Wussten Sie, dass Feuerwehrleute anfälliger für Krebs sind? Hier ist der Grund

Die Art ihrer Arbeit macht sie anfälliger für Krebsarten wie multiples Myelom, Non-Hodgkin-Lymphom und Prostatakrebs.

Krebs kann jedem passieren, aber wussten Sie, dass Feuerwehrleute anfälliger für Krebs sind? Die Art ihrer Arbeit macht sie anfälliger für Krebs und andere gesundheitliche Probleme. Laut einer detaillierten Meta-Analyse von 32 Studien sind Feuerwehrleute anfälliger für Krebs als Menschen mit einer weniger schädlichen Karriere.
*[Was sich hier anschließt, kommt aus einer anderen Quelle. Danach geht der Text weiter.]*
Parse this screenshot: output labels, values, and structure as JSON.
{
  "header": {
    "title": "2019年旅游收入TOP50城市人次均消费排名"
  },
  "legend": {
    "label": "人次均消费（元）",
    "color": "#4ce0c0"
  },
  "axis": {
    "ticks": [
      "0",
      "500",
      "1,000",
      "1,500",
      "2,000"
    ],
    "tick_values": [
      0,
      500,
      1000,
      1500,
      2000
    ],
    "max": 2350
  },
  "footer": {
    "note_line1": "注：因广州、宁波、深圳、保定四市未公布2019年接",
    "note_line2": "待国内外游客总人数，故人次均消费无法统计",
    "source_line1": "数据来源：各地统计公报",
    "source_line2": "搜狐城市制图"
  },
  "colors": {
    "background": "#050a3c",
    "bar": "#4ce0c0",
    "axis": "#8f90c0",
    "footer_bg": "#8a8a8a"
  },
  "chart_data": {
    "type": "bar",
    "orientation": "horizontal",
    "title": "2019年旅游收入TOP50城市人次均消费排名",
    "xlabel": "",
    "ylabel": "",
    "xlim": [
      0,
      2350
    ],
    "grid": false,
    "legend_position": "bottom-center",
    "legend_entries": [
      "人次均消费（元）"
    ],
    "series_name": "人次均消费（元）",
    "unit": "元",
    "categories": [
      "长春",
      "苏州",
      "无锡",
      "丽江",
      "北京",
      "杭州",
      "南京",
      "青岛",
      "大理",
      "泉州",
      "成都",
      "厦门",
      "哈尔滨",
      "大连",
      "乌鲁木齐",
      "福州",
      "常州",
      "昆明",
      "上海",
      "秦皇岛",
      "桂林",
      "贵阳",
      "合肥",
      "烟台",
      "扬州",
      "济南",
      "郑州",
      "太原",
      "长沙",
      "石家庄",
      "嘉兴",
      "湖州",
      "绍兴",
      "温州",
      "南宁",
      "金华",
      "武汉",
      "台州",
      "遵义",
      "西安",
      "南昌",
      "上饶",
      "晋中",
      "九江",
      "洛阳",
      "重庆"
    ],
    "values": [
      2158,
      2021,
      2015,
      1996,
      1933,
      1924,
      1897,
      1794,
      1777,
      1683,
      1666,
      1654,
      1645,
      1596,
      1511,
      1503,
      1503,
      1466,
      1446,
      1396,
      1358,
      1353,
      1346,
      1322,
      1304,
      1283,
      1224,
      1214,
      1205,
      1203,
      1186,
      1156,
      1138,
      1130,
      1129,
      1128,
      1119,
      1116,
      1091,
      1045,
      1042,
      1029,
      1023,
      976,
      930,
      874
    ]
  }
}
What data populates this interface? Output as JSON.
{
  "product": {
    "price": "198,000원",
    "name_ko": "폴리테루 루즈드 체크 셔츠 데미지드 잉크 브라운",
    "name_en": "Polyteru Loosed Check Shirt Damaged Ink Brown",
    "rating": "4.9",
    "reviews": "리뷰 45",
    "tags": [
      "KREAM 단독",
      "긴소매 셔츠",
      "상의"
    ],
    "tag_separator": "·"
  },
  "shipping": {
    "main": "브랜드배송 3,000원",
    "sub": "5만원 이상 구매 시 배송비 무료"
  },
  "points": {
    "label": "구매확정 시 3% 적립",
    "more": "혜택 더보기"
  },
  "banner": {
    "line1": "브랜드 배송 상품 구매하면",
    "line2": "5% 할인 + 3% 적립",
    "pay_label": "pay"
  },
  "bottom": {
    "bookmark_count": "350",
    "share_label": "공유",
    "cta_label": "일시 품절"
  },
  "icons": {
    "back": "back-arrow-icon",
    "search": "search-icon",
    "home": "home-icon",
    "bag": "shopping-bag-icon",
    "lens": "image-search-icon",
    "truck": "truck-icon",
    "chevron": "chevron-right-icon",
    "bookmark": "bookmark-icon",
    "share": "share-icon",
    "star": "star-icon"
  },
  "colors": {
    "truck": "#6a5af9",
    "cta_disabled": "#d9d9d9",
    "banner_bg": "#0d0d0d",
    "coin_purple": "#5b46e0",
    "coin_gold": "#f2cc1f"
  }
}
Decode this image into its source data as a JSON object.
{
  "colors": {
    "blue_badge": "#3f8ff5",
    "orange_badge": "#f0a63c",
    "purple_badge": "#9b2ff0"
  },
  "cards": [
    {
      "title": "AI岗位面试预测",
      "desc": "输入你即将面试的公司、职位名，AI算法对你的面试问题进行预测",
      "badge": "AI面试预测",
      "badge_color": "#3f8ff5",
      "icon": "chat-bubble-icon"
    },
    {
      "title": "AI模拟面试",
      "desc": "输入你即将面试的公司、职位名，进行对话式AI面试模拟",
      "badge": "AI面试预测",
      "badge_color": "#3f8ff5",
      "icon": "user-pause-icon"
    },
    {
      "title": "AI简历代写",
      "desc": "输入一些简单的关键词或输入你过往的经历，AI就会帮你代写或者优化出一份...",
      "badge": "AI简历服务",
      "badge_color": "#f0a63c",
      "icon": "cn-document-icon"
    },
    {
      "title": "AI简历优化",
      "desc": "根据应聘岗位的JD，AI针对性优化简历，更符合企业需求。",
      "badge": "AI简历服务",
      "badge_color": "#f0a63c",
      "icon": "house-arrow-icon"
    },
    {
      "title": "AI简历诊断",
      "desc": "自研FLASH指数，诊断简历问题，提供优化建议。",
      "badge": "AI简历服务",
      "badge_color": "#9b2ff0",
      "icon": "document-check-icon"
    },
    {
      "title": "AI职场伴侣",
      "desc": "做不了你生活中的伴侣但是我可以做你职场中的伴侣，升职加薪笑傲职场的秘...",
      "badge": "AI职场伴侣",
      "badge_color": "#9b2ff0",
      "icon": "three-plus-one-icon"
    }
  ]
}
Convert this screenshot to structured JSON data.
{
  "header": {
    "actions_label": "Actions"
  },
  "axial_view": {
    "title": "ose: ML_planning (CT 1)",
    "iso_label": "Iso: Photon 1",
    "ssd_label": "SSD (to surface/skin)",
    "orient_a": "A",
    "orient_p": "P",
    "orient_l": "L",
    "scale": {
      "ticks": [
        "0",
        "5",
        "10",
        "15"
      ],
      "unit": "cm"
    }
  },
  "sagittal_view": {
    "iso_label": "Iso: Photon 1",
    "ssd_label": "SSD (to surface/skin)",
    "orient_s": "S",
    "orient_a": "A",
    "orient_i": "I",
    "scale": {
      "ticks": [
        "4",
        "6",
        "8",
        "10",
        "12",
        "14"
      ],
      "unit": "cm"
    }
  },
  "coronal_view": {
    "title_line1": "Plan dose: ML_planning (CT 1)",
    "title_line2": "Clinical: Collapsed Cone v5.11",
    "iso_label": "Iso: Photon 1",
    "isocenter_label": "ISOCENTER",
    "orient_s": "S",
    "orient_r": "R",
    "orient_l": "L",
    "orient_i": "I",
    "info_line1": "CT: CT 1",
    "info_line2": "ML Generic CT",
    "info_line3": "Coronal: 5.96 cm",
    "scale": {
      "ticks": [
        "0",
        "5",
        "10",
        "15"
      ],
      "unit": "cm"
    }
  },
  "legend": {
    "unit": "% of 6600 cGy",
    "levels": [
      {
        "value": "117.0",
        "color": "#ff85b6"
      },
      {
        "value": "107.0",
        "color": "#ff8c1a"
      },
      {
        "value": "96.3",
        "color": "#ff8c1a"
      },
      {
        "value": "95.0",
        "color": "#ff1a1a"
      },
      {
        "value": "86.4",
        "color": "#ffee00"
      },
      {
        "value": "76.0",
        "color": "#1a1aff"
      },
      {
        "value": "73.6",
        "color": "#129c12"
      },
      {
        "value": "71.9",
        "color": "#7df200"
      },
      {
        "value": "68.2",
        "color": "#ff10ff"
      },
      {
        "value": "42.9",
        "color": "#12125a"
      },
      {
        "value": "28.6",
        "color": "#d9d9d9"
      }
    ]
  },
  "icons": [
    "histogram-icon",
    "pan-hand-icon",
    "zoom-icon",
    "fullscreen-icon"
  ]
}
In der Studie heißt es: "Feuerwehrleute sind im Verlauf ihrer Arbeit sowohl im Brandbereich als auch in der Feuerwache schädlichen Stoffen ausgesetzt. Am Brandherd sind Feuerwehrleute potenziell verschiedenen Gemischen aus Partikeln, Gasen, Nebeln, Dämpfen organischer und / oder anorganischer Natur und den daraus resultierenden Pyrolyseprodukten ausgesetzt. " Diese verschiedenen Arten und Mischungen von Elementen, denen die Feuerwehrleute ausgesetzt sind, können verschiedene Arten von Krebs verursachen. Weißt du, was sind die häufigsten Krebsarten in Indien?

Die Art ihrer Arbeit verlangt von ihnen, dass sie sich mit spezifischen potenziellen Expositionen befassen, zu denen schädliche Metalle gehören. Laut der Studie könnten diese Metalle "Blei, Antimon, Cadmium, Uran, chemische Substanzen, einschließlich Acrolein, Benzol, Methylenchlorid, polyaromatische Kohlenwasserstoffe, Perchlorethylen, Toluol, Trichlorethylen, Trichlorphenol, Xylol, Formaldehyd, Mineralien wie Asbest, kristallin enthalten und nichtkristalline Kieselsäure, Silikate und verschiedene Gase "Sie können akute, toxische Wirkungen haben, die schließlich Krebs verursachen können.

Die Situation kann sich verschlechtern, wenn die Feuerwehrleute keine angemessene Atemschutzausrüstung erhalten, was in Indien und anderen Entwicklungsländern am häufigsten der Fall ist. Unzureichende Schutzausrüstung, insbesondere für die Atemwege, ebnet den Weg für eine unerkannte Exposition gegenüber den oben genannten toxischen Materialien.

Die Studie kam auch zu dem Schluss, dass die Krebsarten, die die Feuerwehrleute anfälliger sind, zu bekommen sind. Multiple Myelome, Non-Hodgkin-Lymphom und Prostatakrebs waren die Krebsarten, die bei den Feuerwehrleuten häufiger gefunden wurden. Feuerwehrmänner haben auch ihre Haut, einschließlich der Leistengegend, die häufig mit "schwarzem Ruß" bedeckt ist, was sie auch anfälliger für Hautkrebs machen könnte.

Verweise:

LeMasters, G.K., Genaidy, A.M., Succop, P., Deddens, J., Sobeih, T., Barriera-Viruet, H., ... & Lockey, J. (2006). Krebsrisiko bei Feuerwehrleuten: eine Überprüfung und Meta-Analyse von 32 Studien.Zeitschrift für Arbeits- und Umweltmedizin48(11), 1189-1202.

Golden, A.L., Markowitz, S.B., und Landrigan, P.J. (1995). Das Krebsrisiko bei Feuerwehrleuten.Arbeitsmedizin (Philadelphia, Pa.)10(4), 803-820.

Sigurdardottir, L.G., Valdimarsdottir, U. A., Fall, K., Rider, J.R., Lockley, S.W., Schernhammer, E., & Mucci, L.A. (2012). Circadian Disruption, Schlafverlust und Prostatakrebsrisiko: eine systematische Überprüfung der epidemiologischen Studien.Krebs-Epidemiologie und Präventions-Biomarker.